I - After I checked Math Roth's discussion with Carolyn
Kunin in the Nab-L archives (19 Oct 2006), in
which he considers: "In C.949 Kinbote analyzes
the character of Gradus. In one section, he imagines a trial (Gradus versus the
Crown), during which he says, I suppose in the voice of the prosecutor,
'we may concede, doctor, that our half-man was also half-mad'..." I started to
have second thoughts concerning Kinbote's note mentioning a "doctor". It
had seemed to me, at first, that Kinbote was addressing an
imaginary audience in a Humbert-like way although, in this case,
his arguments swayed on behalf of the "half man...half mad"
Gradus.*
For me the intrusion of this "voice" remains unexplained: does
it indicate anything other than Kinbote's own madness? (in the second example
the doctor is called in to opine about Gradus's innards, in a scenery of
psychotic delusion on Kinbote's part, not Gradus's).
II - Kinbote writes, in the Foreword: "A few days later, as I was about to leave Parthenocissus
Hall**--or Main Hall (or now Shade Hall, alas). Later, in
his commentaries, we read: "A
car, he was told, would take him to the Campus Hotel which was a few minutes’
walk from the Main Hall (now Shade Hall)"

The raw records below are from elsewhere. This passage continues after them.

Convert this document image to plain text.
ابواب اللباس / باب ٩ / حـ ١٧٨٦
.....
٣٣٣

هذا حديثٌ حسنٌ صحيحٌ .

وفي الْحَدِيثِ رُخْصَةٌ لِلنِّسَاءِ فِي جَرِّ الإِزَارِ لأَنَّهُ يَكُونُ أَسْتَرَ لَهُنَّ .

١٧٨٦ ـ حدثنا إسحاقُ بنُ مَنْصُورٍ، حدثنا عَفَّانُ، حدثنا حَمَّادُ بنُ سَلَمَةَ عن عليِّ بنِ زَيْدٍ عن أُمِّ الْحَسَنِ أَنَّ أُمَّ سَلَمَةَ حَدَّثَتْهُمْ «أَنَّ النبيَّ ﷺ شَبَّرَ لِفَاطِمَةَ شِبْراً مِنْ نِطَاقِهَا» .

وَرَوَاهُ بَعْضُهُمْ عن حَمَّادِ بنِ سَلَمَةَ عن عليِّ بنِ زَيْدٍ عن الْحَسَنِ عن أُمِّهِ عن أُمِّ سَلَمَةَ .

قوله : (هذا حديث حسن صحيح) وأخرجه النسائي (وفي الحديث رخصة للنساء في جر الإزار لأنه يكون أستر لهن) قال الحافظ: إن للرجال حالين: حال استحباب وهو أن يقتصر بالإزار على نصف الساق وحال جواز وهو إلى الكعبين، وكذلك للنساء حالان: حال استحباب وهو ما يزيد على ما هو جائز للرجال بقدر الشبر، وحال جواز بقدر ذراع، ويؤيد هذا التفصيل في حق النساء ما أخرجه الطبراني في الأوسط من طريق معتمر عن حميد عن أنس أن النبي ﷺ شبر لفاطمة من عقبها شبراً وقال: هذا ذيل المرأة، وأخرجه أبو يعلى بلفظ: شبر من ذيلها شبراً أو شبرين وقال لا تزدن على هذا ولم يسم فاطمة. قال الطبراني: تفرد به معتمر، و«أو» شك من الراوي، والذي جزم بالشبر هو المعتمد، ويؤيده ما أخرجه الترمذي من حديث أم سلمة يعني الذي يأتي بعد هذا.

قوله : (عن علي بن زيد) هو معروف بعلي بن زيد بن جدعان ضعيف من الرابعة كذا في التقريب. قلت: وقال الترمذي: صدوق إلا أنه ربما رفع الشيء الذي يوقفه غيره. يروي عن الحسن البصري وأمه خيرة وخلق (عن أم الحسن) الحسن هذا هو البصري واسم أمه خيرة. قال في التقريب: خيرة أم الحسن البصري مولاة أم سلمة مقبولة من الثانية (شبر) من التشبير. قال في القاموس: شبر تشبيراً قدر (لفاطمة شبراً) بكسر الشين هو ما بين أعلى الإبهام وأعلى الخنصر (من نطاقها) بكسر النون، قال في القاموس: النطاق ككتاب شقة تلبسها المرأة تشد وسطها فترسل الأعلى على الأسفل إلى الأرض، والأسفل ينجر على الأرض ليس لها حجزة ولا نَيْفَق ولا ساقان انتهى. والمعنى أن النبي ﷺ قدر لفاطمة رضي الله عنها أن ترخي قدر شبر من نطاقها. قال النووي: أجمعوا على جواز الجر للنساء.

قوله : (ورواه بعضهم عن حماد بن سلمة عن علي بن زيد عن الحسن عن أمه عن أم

Wasn't this homage to John Shade too quick? It must have
taken place in less than two months, before Kinbote went to his Cedarn
cave. I don't remember any special festivities and
re-innaugurations of the plaque having been mentioned by Kinbote
anywhere.
Perhaps anyone can help me to contextualize these two
items?
..................................................................................................................................
* "Gradus is now much nearer to us in
space and time...his human incompleteness ...we may concede, doctor, that our
half-man was also half mad" and "My own opinion, which I
would like the doctor to confirm, is that the French sandwich was engaged in
an intestinal internecine war..."
Compare to Shade: "But, Doctor, I was dead!/ He smiled. "Not quite: just half a
shade." Or Kinbote's
note to it: "Another
fine example of our poet’s special brand of combinational magic. The subtle pun
here turns on two additional meanings of "shade"...The doctor is made to suggest
that not only did Shade retain in his trance half of his identity but that he
was also half a ghost. Knowing the particular medical man who treated my friend
at the time, I venture to add that he is far too stodgy to have displayed any
such wit."
** - In former
Nab-L discussions there's Victor Fet's August 2006 observation that
"Partenocissus is a Latin name for creepers -- ivies of
grape family (Vitaceae), of Asian and North American origin. In Russian it is
called "devichii vinograd" (maiden's grape), which is of course a connection
both to maidens (or virginity) and Gradus!".